If you have a large house or are at home during the day, your savings will be better and should nearly pay for the system.
Are you already receiving feed-in tariff payments?
While the scheme is closed, you shouldn’t notice any changes if you’re already benefiting from feed-in payments. Depending on when your system was installed and certified, the payments are guaranteed for at least 20 years (25 years if installed and certified before 31 August 2012).
Who should install your system?
After adding up the numbers, if you’re convinced that adding solar panels are a worthwhile investment, you’ll need to find a local installer. You’ll need to ensure that both the system and the installer meet the standards of the Microgeneration Certification Scheme (MCS).
As with any large task within the home, it’s worth asking three different firms to produce written quotes. It’s worth asking friends and family for recommendations. You can also research local firms using the MCS installer database.
With each quote, ensure the company has included scaffolding, removal of the existing roof and other roofing works, internal wiring works, sorting out a connection agreement with the energy supplier, electrical connection work, and a generation meter.
While this might sound like a lot of work, fitting a system typically takes a day or two.

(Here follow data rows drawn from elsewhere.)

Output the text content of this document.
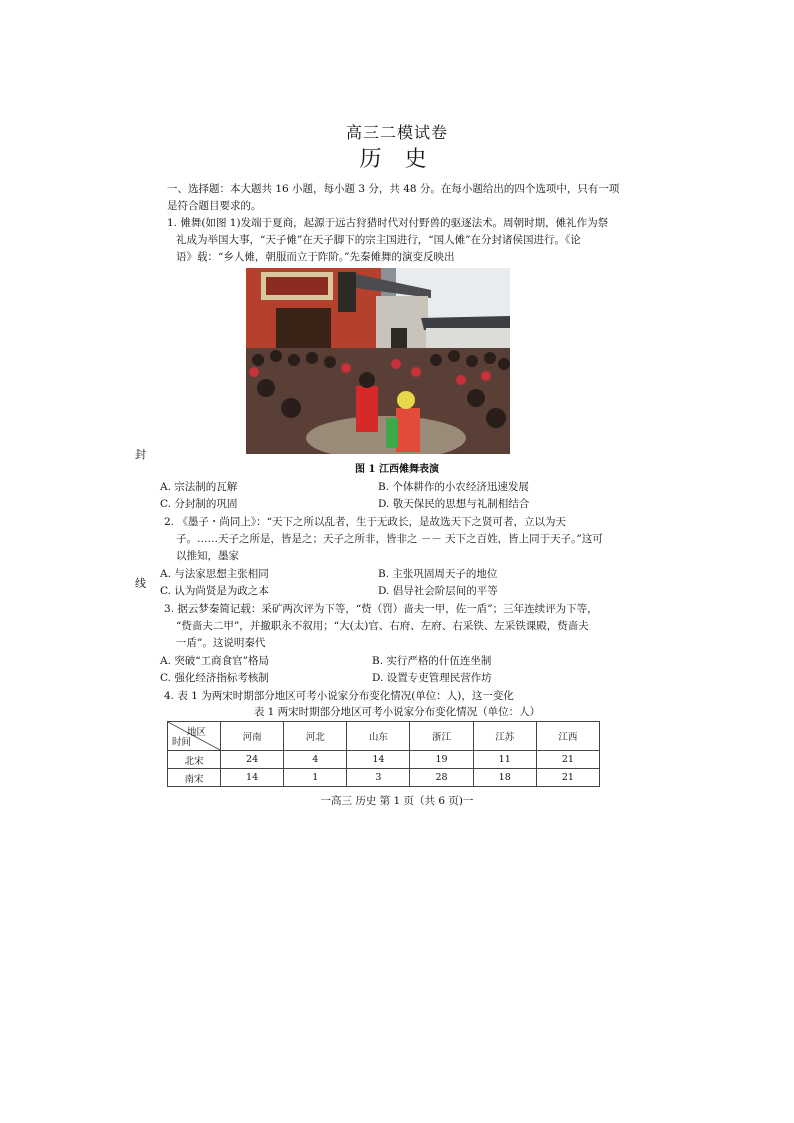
高三二模试卷
历 史
一、选择题：本大题共 16 小题，每小题 3 分，共 48 分。在每小题给出的四个选项中，只有一项
是符合题目要求的。
1. 傩舞(如图 1)发端于夏商，起源于远古狩猎时代对付野兽的驱逐法术。周朝时期，傩礼作为祭
礼成为举国大事，“天子傩”在天子脚下的宗主国进行，“国人傩”在分封诸侯国进行。《论
语》载：“乡人傩，朝服而立于阼阶。”先秦傩舞的演变反映出
图 1 江西傩舞表演
封
线
A. 宗法制的瓦解	B. 个体耕作的小农经济迅速发展
C. 分封制的巩固	D. 敬天保民的思想与礼制相结合
2. 《墨子・尚同上》：“天下之所以乱者，生于无政长，是故选天下之贤可者，立以为天
子。……天子之所是，皆是之；天子之所非，皆非之 －－ 天下之百姓，皆上同于天子。”这可
以推知，墨家
A. 与法家思想主张相同	B. 主张巩固周天子的地位
C. 认为尚贤是为政之本	D. 倡导社会阶层间的平等
3. 据云梦秦简记载：采矿两次评为下等，“赀（罚）啬夫一甲，佐一盾”；三年连续评为下等，
“赀啬夫二甲”，并撤职永不叙用；“大(太)官、右府、左府、右采铁、左采铁课殿，赀啬夫
一盾”。这说明秦代
A. 突破“工商食官”格局	B. 实行严格的什伍连坐制
C. 强化经济指标考核制	D. 设置专吏管理民营作坊
4. 表 1 为两宋时期部分地区可考小说家分布变化情况(单位：人)，这一变化
表 1 两宋时期部分地区可考小说家分布变化情况（单位：人）
地区
时间	河南	河北	山东	浙江	江苏	江西
北宋	24	4	14	19	11	21
南宋	14	1	3	28	18	21
一高三 历史 第 1 页（共 6 页)一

Should I Register my solar PV system?
Under both the feed-in tariff and SEG schemes, you’d need an MCS certificate to register for payments with a licensed energy supplier. Even if you don’t plan to export energy, we’d still recommend using an MCS-registered installer and applying for the certificate.
Doing both ensures that the system has been installed to a high standard and should allow you access to Government schemes.
So, are solar panels a good investment?
Now you have a better understanding of how solar panels work, and if installing a system makes financial sense, you can make an informed decision. You should be able to answer are solar panels a good investment?
In this introduction to solar panels, we’ve only covered the basics. So, it’s worth researching if you’re eligible for a local Government grant or incentive.
If the numbers don’t add up, there are still several ways you can save £100 plus each year on your household bills. These include simple actions like turning your thermostat down 2 degrees, washing clothes at 30 degrees and changing your bulbs for energy-efficient ones.
You could also upgrade your boiler or install more insulation, as both will help you reduce your bills.